Huelga de la enseñanza, ¿huelga laboral o política?

  • El descontento entre los padres aumenta
  • Los profesores que no están de acuerdo son silenciados
  • Crece el temor a que vincular la huelga con el intento de imponer una dictadura lingüística perjudique las verdaderas reivindicaciones laborales.

La enseñanza pública valenciana vive uno de los conflictos más tensos de los últimos años. La huelga indefinida convocada por los principales sindicatos docentes —STEPV, CCOO, UGT, CSIF y con apoyo de ANPE— ha llevado a una situación límite: dimisiones de equipos directivos, protestas frente a Les Corts y un choque político y social cada vez más duro.

Los sindicatos sostienen oficialmente que sus reivindicaciones son laborales y educativas: reducción de ratios, aumento de plantillas, mejoras salariales, menos burocracia y más inversión en infraestructuras. También denuncian una pérdida de poder adquisitivo del profesorado desde 2010.

Sin embargo, el conflicto ha adquirido una fuerte dimensión lingüística y política. Entre las exigencias sindicales aparece de forma explícita la “defensa del valenciano en las aulas” frente a las políticas impulsadas por el actual Consell de PP y Vox, que han promovido una mayor libertad de elección lingüística y una reducción del peso obligatorio del valenciano en determinadas etapas educativas.
Es decir, en contra de lo que en su día votaron los padres para sus hijos intentando imponer su ideología a la voluntad de los padres.
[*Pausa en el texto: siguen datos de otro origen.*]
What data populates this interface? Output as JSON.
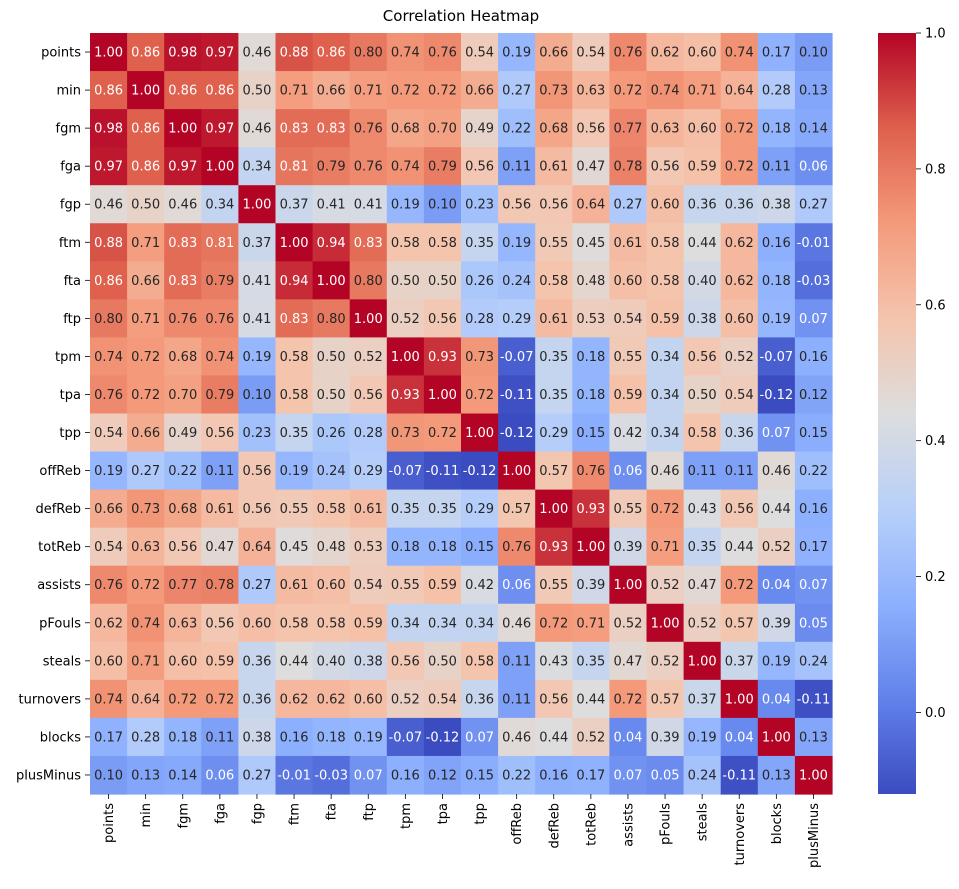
{
  "chart_data": {
    "type": "heatmap",
    "title": "Correlation Heatmap",
    "xlabel": "",
    "ylabel": "",
    "colormap": "coolwarm",
    "color_range": [
      -0.12,
      1.0
    ],
    "colorbar_ticks": [
      "0.0",
      "0.2",
      "0.4",
      "0.6",
      "0.8",
      "1.0"
    ],
    "colorbar_tick_values": [
      0.0,
      0.2,
      0.4,
      0.6,
      0.8,
      1.0
    ],
    "labels": [
      "points",
      "min",
      "fgm",
      "fga",
      "fgp",
      "ftm",
      "fta",
      "ftp",
      "tpm",
      "tpa",
      "tpp",
      "offReb",
      "defReb",
      "totReb",
      "assists",
      "pFouls",
      "steals",
      "turnovers",
      "blocks",
      "plusMinus"
    ],
    "matrix": [
      [
        "1.00",
        "0.86",
        "0.98",
        "0.97",
        "0.46",
        "0.88",
        "0.86",
        "0.80",
        "0.74",
        "0.76",
        "0.54",
        "0.19",
        "0.66",
        "0.54",
        "0.76",
        "0.62",
        "0.60",
        "0.74",
        "0.17",
        "0.10"
      ],
      [
        "0.86",
        "1.00",
        "0.86",
        "0.86",
        "0.50",
        "0.71",
        "0.66",
        "0.71",
        "0.72",
        "0.72",
        "0.66",
        "0.27",
        "0.73",
        "0.63",
        "0.72",
        "0.74",
        "0.71",
        "0.64",
        "0.28",
        "0.13"
      ],
      [
        "0.98",
        "0.86",
        "1.00",
        "0.97",
        "0.46",
        "0.83",
        "0.83",
        "0.76",
        "0.68",
        "0.70",
        "0.49",
        "0.22",
        "0.68",
        "0.56",
        "0.77",
        "0.63",
        "0.60",
        "0.72",
        "0.18",
        "0.14"
      ],
      [
        "0.97",
        "0.86",
        "0.97",
        "1.00",
        "0.34",
        "0.81",
        "0.79",
        "0.76",
        "0.74",
        "0.79",
        "0.56",
        "0.11",
        "0.61",
        "0.47",
        "0.78",
        "0.56",
        "0.59",
        "0.72",
        "0.11",
        "0.06"
      ],
      [
        "0.46",
        "0.50",
        "0.46",
        "0.34",
        "1.00",
        "0.37",
        "0.41",
        "0.41",
        "0.19",
        "0.10",
        "0.23",
        "0.56",
        "0.56",
        "0.64",
        "0.27",
        "0.60",
        "0.36",
        "0.36",
        "0.38",
        "0.27"
      ],
      [
        "0.88",
        "0.71",
        "0.83",
        "0.81",
        "0.37",
        "1.00",
        "0.94",
        "0.83",
        "0.58",
        "0.58",
        "0.35",
        "0.19",
        "0.55",
        "0.45",
        "0.61",
        "0.58",
        "0.44",
        "0.62",
        "0.16",
        "-0.01"
      ],
      [
        "0.86",
        "0.66",
        "0.83",
        "0.79",
        "0.41",
        "0.94",
        "1.00",
        "0.80",
        "0.50",
        "0.50",
        "0.26",
        "0.24",
        "0.58",
        "0.48",
        "0.60",
        "0.58",
        "0.40",
        "0.62",
        "0.18",
        "-0.03"
      ],
      [
        "0.80",
        "0.71",
        "0.76",
        "0.76",
        "0.41",
        "0.83",
        "0.80",
        "1.00",
        "0.52",
        "0.56",
        "0.28",
        "0.29",
        "0.61",
        "0.53",
        "0.54",
        "0.59",
        "0.38",
        "0.60",
        "0.19",
        "0.07"
      ],
      [
        "0.74",
        "0.72",
        "0.68",
        "0.74",
        "0.19",
        "0.58",
        "0.50",
        "0.52",
        "1.00",
        "0.93",
        "0.73",
        "-0.07",
        "0.35",
        "0.18",
        "0.55",
        "0.34",
        "0.56",
        "0.52",
        "-0.07",
        "0.16"
      ],
      [
        "0.76",
        "0.72",
        "0.70",
        "0.79",
        "0.10",
        "0.58",
        "0.50",
        "0.56",
        "0.93",
        "1.00",
        "0.72",
        "-0.11",
        "0.35",
        "0.18",
        "0.59",
        "0.34",
        "0.50",
        "0.54",
        "-0.12",
        "0.12"
      ],
      [
        "0.54",
        "0.66",
        "0.49",
        "0.56",
        "0.23",
        "0.35",
        "0.26",
        "0.28",
        "0.73",
        "0.72",
        "1.00",
        "-0.12",
        "0.29",
        "0.15",
        "0.42",
        "0.34",
        "0.58",
        "0.36",
        "0.07",
        "0.15"
      ],
      [
        "0.19",
        "0.27",
        "0.22",
        "0.11",
        "0.56",
        "0.19",
        "0.24",
        "0.29",
        "-0.07",
        "-0.11",
        "-0.12",
        "1.00",
        "0.57",
        "0.76",
        "0.06",
        "0.46",
        "0.11",
        "0.11",
        "0.46",
        "0.22"
      ],
      [
        "0.66",
        "0.73",
        "0.68",
        "0.61",
        "0.56",
        "0.55",
        "0.58",
        "0.61",
        "0.35",
        "0.35",
        "0.29",
        "0.57",
        "1.00",
        "0.93",
        "0.55",
        "0.72",
        "0.43",
        "0.56",
        "0.44",
        "0.16"
      ],
      [
        "0.54",
        "0.63",
        "0.56",
        "0.47",
        "0.64",
        "0.45",
        "0.48",
        "0.53",
        "0.18",
        "0.18",
        "0.15",
        "0.76",
        "0.93",
        "1.00",
        "0.39",
        "0.71",
        "0.35",
        "0.44",
        "0.52",
        "0.17"
      ],
      [
        "0.76",
        "0.72",
        "0.77",
        "0.78",
        "0.27",
        "0.61",
        "0.60",
        "0.54",
        "0.55",
        "0.59",
        "0.42",
        "0.06",
        "0.55",
        "0.39",
        "1.00",
        "0.52",
        "0.47",
        "0.72",
        "0.04",
        "0.07"
      ],
      [
        "0.62",
        "0.74",
        "0.63",
        "0.56",
        "0.60",
        "0.58",
        "0.58",
        "0.59",
        "0.34",
        "0.34",
        "0.34",
        "0.46",
        "0.72",
        "0.71",
        "0.52",
        "1.00",
        "0.52",
        "0.57",
        "0.39",
        "0.05"
      ],
      [
        "0.60",
        "0.71",
        "0.60",
        "0.59",
        "0.36",
        "0.44",
        "0.40",
        "0.38",
        "0.56",
        "0.50",
        "0.58",
        "0.11",
        "0.43",
        "0.35",
        "0.47",
        "0.52",
        "1.00",
        "0.37",
        "0.19",
        "0.24"
      ],
      [
        "0.74",
        "0.64",
        "0.72",
        "0.72",
        "0.36",
        "0.62",
        "0.62",
        "0.60",
        "0.52",
        "0.54",
        "0.36",
        "0.11",
        "0.56",
        "0.44",
        "0.72",
        "0.57",
        "0.37",
        "1.00",
        "0.04",
        "-0.11"
      ],
      [
        "0.17",
        "0.28",
        "0.18",
        "0.11",
        "0.38",
        "0.16",
        "0.18",
        "0.19",
        "-0.07",
        "-0.12",
        "0.07",
        "0.46",
        "0.44",
        "0.52",
        "0.04",
        "0.39",
        "0.19",
        "0.04",
        "1.00",
        "0.13"
      ],
      [
        "0.10",
        "0.13",
        "0.14",
        "0.06",
        "0.27",
        "-0.01",
        "-0.03",
        "0.07",
        "0.16",
        "0.12",
        "0.15",
        "0.22",
        "0.16",
        "0.17",
        "0.07",
        "0.05",
        "0.24",
        "-0.11",
        "0.13",
        "1.00"
      ]
    ]
  }
}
Eso tiene un nombre…

Desde sectores críticos con la huelga se acusa a los sindicatos, especialmente a STEPV, por cierto, apadrinado por Compromís, de aprovechar el conflicto laboral para intentar blindar un modelo educativo más catalanista y frenar cualquier avance del castellano como lengua vehicular predominante al igual que se lleva haciendo años en Cataluña. Medios afines a esa visión hablan directamente de un intento de “arrinconar el castellano”.
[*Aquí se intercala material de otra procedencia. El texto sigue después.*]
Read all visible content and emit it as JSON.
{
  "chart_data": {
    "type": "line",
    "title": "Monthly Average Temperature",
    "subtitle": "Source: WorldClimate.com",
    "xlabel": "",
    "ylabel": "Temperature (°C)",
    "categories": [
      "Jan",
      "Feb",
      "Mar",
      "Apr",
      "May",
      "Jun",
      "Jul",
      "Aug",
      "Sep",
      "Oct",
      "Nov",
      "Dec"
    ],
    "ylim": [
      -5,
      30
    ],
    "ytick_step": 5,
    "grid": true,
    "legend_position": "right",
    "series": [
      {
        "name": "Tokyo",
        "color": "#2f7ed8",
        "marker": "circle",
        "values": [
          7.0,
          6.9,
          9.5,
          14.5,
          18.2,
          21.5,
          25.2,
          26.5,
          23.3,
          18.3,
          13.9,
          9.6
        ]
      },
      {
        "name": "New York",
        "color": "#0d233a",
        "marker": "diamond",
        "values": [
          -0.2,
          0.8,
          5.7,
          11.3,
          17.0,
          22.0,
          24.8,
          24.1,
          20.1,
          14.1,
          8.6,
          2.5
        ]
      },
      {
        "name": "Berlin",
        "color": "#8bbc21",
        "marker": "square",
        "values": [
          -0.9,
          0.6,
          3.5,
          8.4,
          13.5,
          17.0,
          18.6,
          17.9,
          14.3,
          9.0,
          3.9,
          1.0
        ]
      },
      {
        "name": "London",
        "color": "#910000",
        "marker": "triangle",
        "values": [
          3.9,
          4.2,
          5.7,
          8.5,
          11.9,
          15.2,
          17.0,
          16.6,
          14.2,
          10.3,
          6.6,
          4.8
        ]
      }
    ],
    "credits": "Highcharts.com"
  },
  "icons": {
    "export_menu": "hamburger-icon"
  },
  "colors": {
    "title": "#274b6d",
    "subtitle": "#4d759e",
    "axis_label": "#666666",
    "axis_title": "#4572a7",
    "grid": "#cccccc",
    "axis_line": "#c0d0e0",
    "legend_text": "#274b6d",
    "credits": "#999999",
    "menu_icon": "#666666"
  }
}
La realidad es que el debate lingüístico en la Comunitat Valenciana lleva décadas siendo un campo de batalla político. Para unos, reforzar el «valenciano» es necesario porque consideran que sigue estando en desventaja social frente al castellano. Para otros, determinadas políticas de inmersión o cuotas lingüísticas han terminado discriminando a familias castellanohablantes y limitando su libertad educativa.

No olvidemos que el “valenciano” que ellos defienden es el promovido por la Acadèmia Valenciana de la Llengua (AVL), una entidad que muchos consideran más política que lingüística y cuyo modelo normativo se acerca más al catalán estándar que al valenciano hablado tradicionalmente en la calle. Frente a ello, entidades como la Real Acadèmia de Cultura Valenciana o Lo Rat Penat defienden una normativa diferenciada y más próxima al valenciano popular y tradicional. Sus detractores denuncian que esta variedad se intenta marginar o incluso prohibir porque contradice la tesis que sostiene que el valenciano es una variedad del catalán hablada en la Comunitat Valenciana.
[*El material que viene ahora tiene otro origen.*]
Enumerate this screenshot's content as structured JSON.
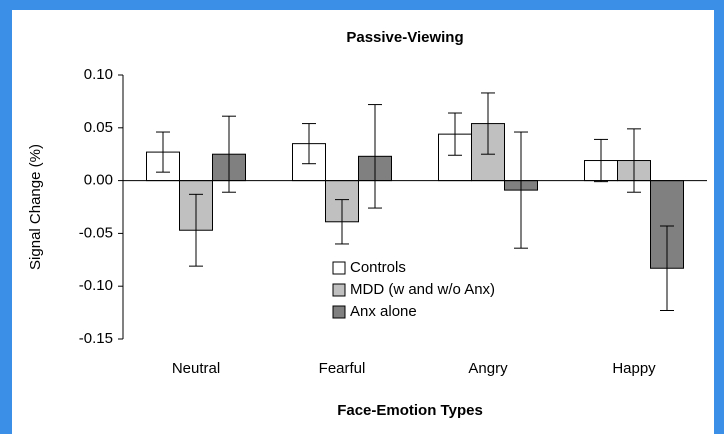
{
  "chart_data": {
    "type": "bar",
    "title": "Passive-Viewing",
    "x_label": "Face-Emotion Types",
    "y_label": "Signal Change (%)",
    "categories": [
      "Neutral",
      "Fearful",
      "Angry",
      "Happy"
    ],
    "series": [
      {
        "name": "Controls",
        "color": "#ffffff",
        "values": [
          0.027,
          0.035,
          0.044,
          0.019
        ],
        "errors": [
          0.019,
          0.019,
          0.02,
          0.02
        ]
      },
      {
        "name": "MDD (w and w/o Anx)",
        "color": "#c0c0c0",
        "values": [
          -0.047,
          -0.039,
          0.054,
          0.019
        ],
        "errors": [
          0.034,
          0.021,
          0.029,
          0.03
        ]
      },
      {
        "name": "Anx alone",
        "color": "#808080",
        "values": [
          0.025,
          0.023,
          -0.009,
          -0.083
        ],
        "errors": [
          0.036,
          0.049,
          0.055,
          0.04
        ]
      }
    ],
    "ylim": [
      -0.15,
      0.1
    ],
    "yticks": [
      {
        "value": 0.1,
        "label": "0.10"
      },
      {
        "value": 0.05,
        "label": "0.05"
      },
      {
        "value": 0,
        "label": "0.00"
      },
      {
        "value": -0.05,
        "label": "-0.05"
      },
      {
        "value": -0.1,
        "label": "-0.10"
      },
      {
        "value": -0.15,
        "label": "-0.15"
      }
    ],
    "grid": false,
    "legend": "lower center"
  }
}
La huelga actual ha hecho estallar esa tensión acumulada. Los sindicatos mantienen la presión con movilizaciones masivas y amenazas de prolongar el paro hasta final de curso si no hay acuerdo. Al mismo tiempo, el Gobierno valenciano acusa a parte de las organizaciones convocantes de mezclar reivindicaciones salariales con objetivos ideológicos ligados al modelo lingüístico.

Mientras tanto, los centros educativos viven una situación muy complicada: cientos de miles de alumnos afectados, incertidumbre sobre evaluaciones finales y una creciente polarización social entre quienes ven la huelga como una defensa de la educación pública y quienes la consideran una forma de presión política y cultural.

Recordemos que el gobierno del Botànic, con Compromís al frente de la enseñanza, también les dijeron que no a todo menos a la dictadura lingüística. Y entonces no hubo este nivel de movilización.

Yo me pregunto: ¿esto es porque a la izquierda ya no le sirve la baza de las protestas contra Mazón y aprovechan esta?